All of us would be better listening more to Billie Holiday.

Virginia

  • Alexandria, Virginia, Bill Jennings
  • The Night They Drove Old Dixie Down, The Band.  I never thought of this song as tied to a particular place other than the Generic South, but it mentions Virginia and Tennessee.
  • Virginia Girl, Deer Tick.
  • Carry Me Back to Virginia,  Old Crow Medicine Show.  Oddly, I couldn’t find a copy of Carry Me Back to Ole Virginny, which was retired as the Virginia state song because of racial content.  There are lots of versions though, including Jerry Lee Lewis, Ray Charles, Bing Crosby, Frankie Laine, and Louis Armstrong.
  • Virginia Moon,  Foo Fighters.
  • East Virginia Blues, by Robert Earl Keen. There’s the classic version by Ralph Stanley, so I had them both.
  • Shenandoah, by Bill Frisell.  Frisell is a jazz guitarist, and this for many years has been a favorite recording.  Shenandoah is apparently the interim state song of Virginia.  It’s apparently not the official state song because the only state it mentions is Missouri.
  • Sweet Virginia,  The Rolling Stones.  I’m Not a Stones fan much. Typical Stones. Kinda self-absorbed.
  • Yorktown, from Hamilton.  Not much Virginia, but I saw Hamilton last week, and Kris liked it.
  • James River  by Checker and  James River by Jan Smith.  Different songs I think.  Haven’t noticed them enough to decide.

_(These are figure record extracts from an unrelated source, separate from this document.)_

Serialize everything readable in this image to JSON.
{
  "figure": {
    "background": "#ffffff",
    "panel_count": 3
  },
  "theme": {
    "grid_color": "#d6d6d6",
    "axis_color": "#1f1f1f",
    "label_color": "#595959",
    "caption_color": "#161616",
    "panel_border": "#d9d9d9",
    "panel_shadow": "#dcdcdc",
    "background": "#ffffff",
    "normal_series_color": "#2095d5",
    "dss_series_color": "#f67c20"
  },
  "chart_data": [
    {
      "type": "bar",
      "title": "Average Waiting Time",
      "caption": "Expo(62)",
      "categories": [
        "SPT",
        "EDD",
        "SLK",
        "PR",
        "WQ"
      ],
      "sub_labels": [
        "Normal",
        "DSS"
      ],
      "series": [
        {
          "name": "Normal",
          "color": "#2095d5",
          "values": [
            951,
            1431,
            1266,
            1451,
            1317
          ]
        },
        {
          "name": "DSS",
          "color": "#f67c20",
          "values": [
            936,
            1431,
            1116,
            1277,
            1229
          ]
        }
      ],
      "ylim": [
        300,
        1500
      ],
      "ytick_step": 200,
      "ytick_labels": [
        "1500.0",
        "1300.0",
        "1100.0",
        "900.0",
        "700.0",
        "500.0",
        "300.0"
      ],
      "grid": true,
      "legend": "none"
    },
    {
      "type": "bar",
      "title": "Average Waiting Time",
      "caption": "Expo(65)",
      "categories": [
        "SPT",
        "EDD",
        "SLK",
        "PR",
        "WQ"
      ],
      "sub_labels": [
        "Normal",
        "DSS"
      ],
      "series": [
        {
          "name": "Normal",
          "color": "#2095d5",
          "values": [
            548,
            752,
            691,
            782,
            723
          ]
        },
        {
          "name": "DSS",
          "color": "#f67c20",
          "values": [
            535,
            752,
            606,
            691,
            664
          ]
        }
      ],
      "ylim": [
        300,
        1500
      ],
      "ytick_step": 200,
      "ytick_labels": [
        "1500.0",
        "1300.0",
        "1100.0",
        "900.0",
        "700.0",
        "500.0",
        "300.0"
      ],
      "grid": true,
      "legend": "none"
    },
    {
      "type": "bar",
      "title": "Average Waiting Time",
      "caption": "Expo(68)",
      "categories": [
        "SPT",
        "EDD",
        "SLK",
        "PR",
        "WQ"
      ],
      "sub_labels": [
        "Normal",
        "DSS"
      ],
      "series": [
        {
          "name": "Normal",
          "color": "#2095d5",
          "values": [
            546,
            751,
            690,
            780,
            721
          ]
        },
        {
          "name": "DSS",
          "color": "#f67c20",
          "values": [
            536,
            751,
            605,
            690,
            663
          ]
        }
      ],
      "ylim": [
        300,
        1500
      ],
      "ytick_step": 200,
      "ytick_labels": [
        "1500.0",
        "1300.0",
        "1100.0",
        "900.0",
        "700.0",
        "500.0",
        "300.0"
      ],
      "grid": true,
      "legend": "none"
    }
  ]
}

Plus Some Old Crow Medicine Show, Ella Fitzgerald, and Ralph Stanley.  I ended up humming Ella Fitzgerald and Louis Armstrong’s Cheek to Cheek all through Virginia and West Virginia. And Jason Mraz.  Not much good to be said about Jason Mraz, but no harm either.

West Virginia

  • My Home Among the Hills, The Carter Family
  • Grandma’s Hands, Willie Nelson
  • Coal Miner’s Daughter, Loretta Lynn.  OK, technically that’s Kentucky, but close enough
  • Country Roads, Take Me Home, John Denver.  I had to buy two versions of this.  The first I downloaded had been remastered with strings. It was awful. I have immensely fond memories of this song from driving out to feed the horse when I was 14.
  • West Virginia My Home, with versions by Hazel Dickens and The Hillbilly Gypsies.
  • Green Rolling Hills, Emmylou Harris
  • Need You, Tim McGraw
  • Linda Lou, Bill Monroe
  • I Wanna Go Back to West Virginia, Spike Jones
  • West Virginia Wildflower, Stacy Grubb
  • A Country Boy Can Survive, Hank Williams Jr. I’m not a fan.

Plus some Kathy Mattea.  I also put Copland’s Appalachian Spring and O’Connor’s Appalachia Waltz on the list. They seem to fit, even though O’Connor is from Seattle and Copeland from Brooklyn.  We were listening to Appalachian Spring crossing from Virginia to West Virginia, and expected every mountain turn to open into a vista.  Mostly they didn’t, but it sure kept me awake.